Disclaimer: I do not own Harry Potter.

Chapter 1

Ones time here on this planet is not set in stone. There are always things that will change the length of stay. There is no way to determine how long a life may last.

My life since my 11th birthday has never been the same. Before that day I had my life planned out. I was going to finish school, go through university, have a career, get married and have children. My entire plan changed in a single moment.

At first when I received my letter I was excited. I had a whole new world opened up to me. I thought that there was nothing wrong in this new world of mine. That definitely changed during my first year of Hogwarts. It was much more dangerous than the world I grew up in.

It didn't seem to matter which world I was in, I would never fit in. I'm not what society things of as normal. I'm not into sports, make-up or fashion, and I never had that boy crazy phase. I have always been the girl who was the bookworm, one who preferred to read and study. Ever since I was little I have had a thirst for knowledge that could never be quenched. There isn't enough money in the world to make me change either.
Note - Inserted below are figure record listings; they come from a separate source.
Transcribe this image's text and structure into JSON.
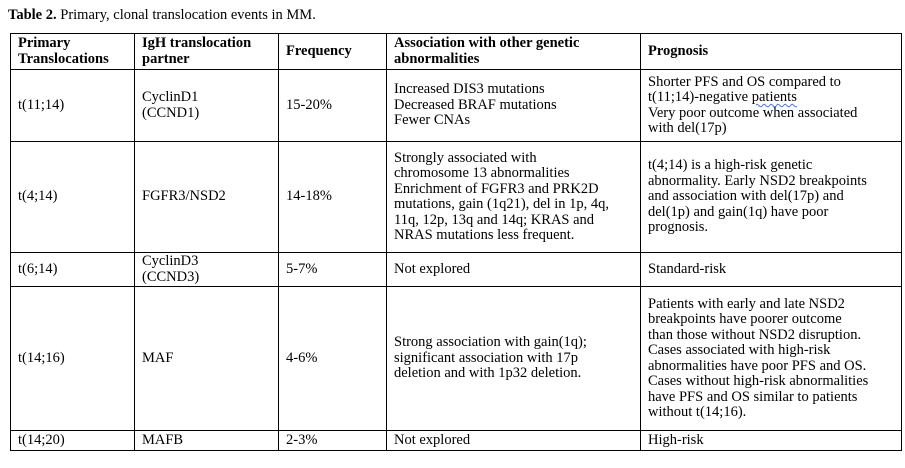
{
  "caption": {
    "label": "Table 2.",
    "text": " Primary, clonal translocation events in MM."
  },
  "headers": [
    [
      "Primary",
      "Translocations"
    ],
    [
      "IgH translocation",
      "partner"
    ],
    [
      "Frequency"
    ],
    [
      "Association with other genetic",
      "abnormalities"
    ],
    [
      "Prognosis"
    ]
  ],
  "rows": [
    {
      "translocation": "t(11;14)",
      "partner": [
        "CyclinD1",
        "(CCND1)"
      ],
      "frequency": "15-20%",
      "association": [
        "Increased DIS3 mutations",
        "Decreased BRAF mutations",
        "Fewer CNAs"
      ],
      "prognosis": [
        "Shorter PFS and OS compared to",
        "t(11;14)-negative ",
        "patients",
        "Very poor outcome when associated",
        "with del(17p)"
      ]
    },
    {
      "translocation": "t(4;14)",
      "partner": [
        "FGFR3/NSD2"
      ],
      "frequency": "14-18%",
      "association": [
        "Strongly associated with",
        "chromosome 13 abnormalities",
        "Enrichment of FGFR3 and PRK2D",
        "mutations, gain (1q21), del in 1p, 4q,",
        "11q, 12p, 13q and 14q; KRAS and",
        "NRAS mutations less frequent."
      ],
      "prognosis": [
        "t(4;14) is a high-risk genetic",
        "abnormality. Early NSD2 breakpoints",
        "and association with del(17p) and",
        "del(1p) and gain(1q) have poor",
        "prognosis."
      ]
    },
    {
      "translocation": "t(6;14)",
      "partner": [
        "CyclinD3",
        "(CCND3)"
      ],
      "frequency": "5-7%",
      "association": [
        "Not explored"
      ],
      "prognosis": [
        "Standard-risk"
      ]
    },
    {
      "translocation": "t(14;16)",
      "partner": [
        "MAF"
      ],
      "frequency": "4-6%",
      "association": [
        "Strong association with gain(1q);",
        "significant association with 17p",
        "deletion and with 1p32 deletion."
      ],
      "prognosis": [
        "Patients with early and late NSD2",
        "breakpoints have poorer outcome",
        "than those without NSD2 disruption.",
        "Cases associated with high-risk",
        "abnormalities have poor PFS and OS.",
        "Cases without high-risk abnormalities",
        "have PFS and OS similar to patients",
        "without t(14;16)."
      ]
    },
    {
      "translocation": "t(14;20)",
      "partner": [
        "MAFB"
      ],
      "frequency": "2-3%",
      "association": [
        "Not explored"
      ],
      "prognosis": [
        "High-risk"
      ]
    }
  ]
}
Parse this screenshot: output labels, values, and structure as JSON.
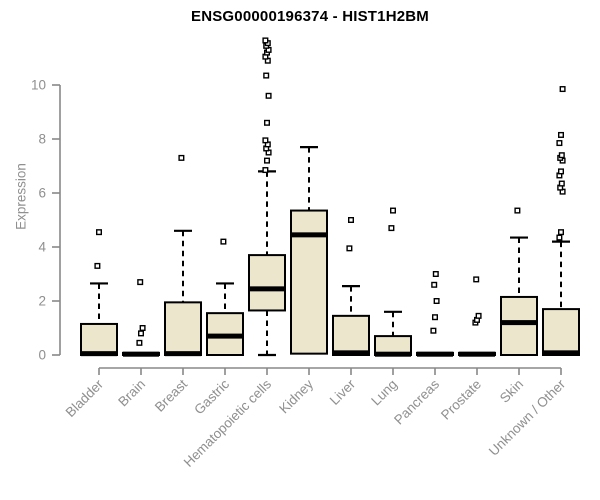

Through my seven years at Hogwarts I have never been as naive as many think I am. I know that I am not well liked. I know that Harry and Ron were never really my friends. I know they just pretended so I would help with their schoolwork. I know that several of the teachers, and several other residents of the castle, do not like me because of my intellect. I know that Professor Snape might dislike me with a passion but he still respects me. I have the willingness to work and study unlike my peers, and my intellect is on par with his own.

Though my time at Hogwarts was surrounded by others I know that I am very much alone in this world. I do not have friends.

This past year has been completely unusual. The war has finally come to its final battle. Voldemort has been defeated, but not without a price. Many are dead, from both sides even more were injured. Some still missing.

I know that after the war I can never return to the muggle world, to my parents. To protect them I altered their memories, something that once done, can never be reversed. They don't remember me at all, and they never will.

I have no friends, and no family. It was not a hard decision to come back to school to complete my last and final year. This year is defiantly going to be interesting.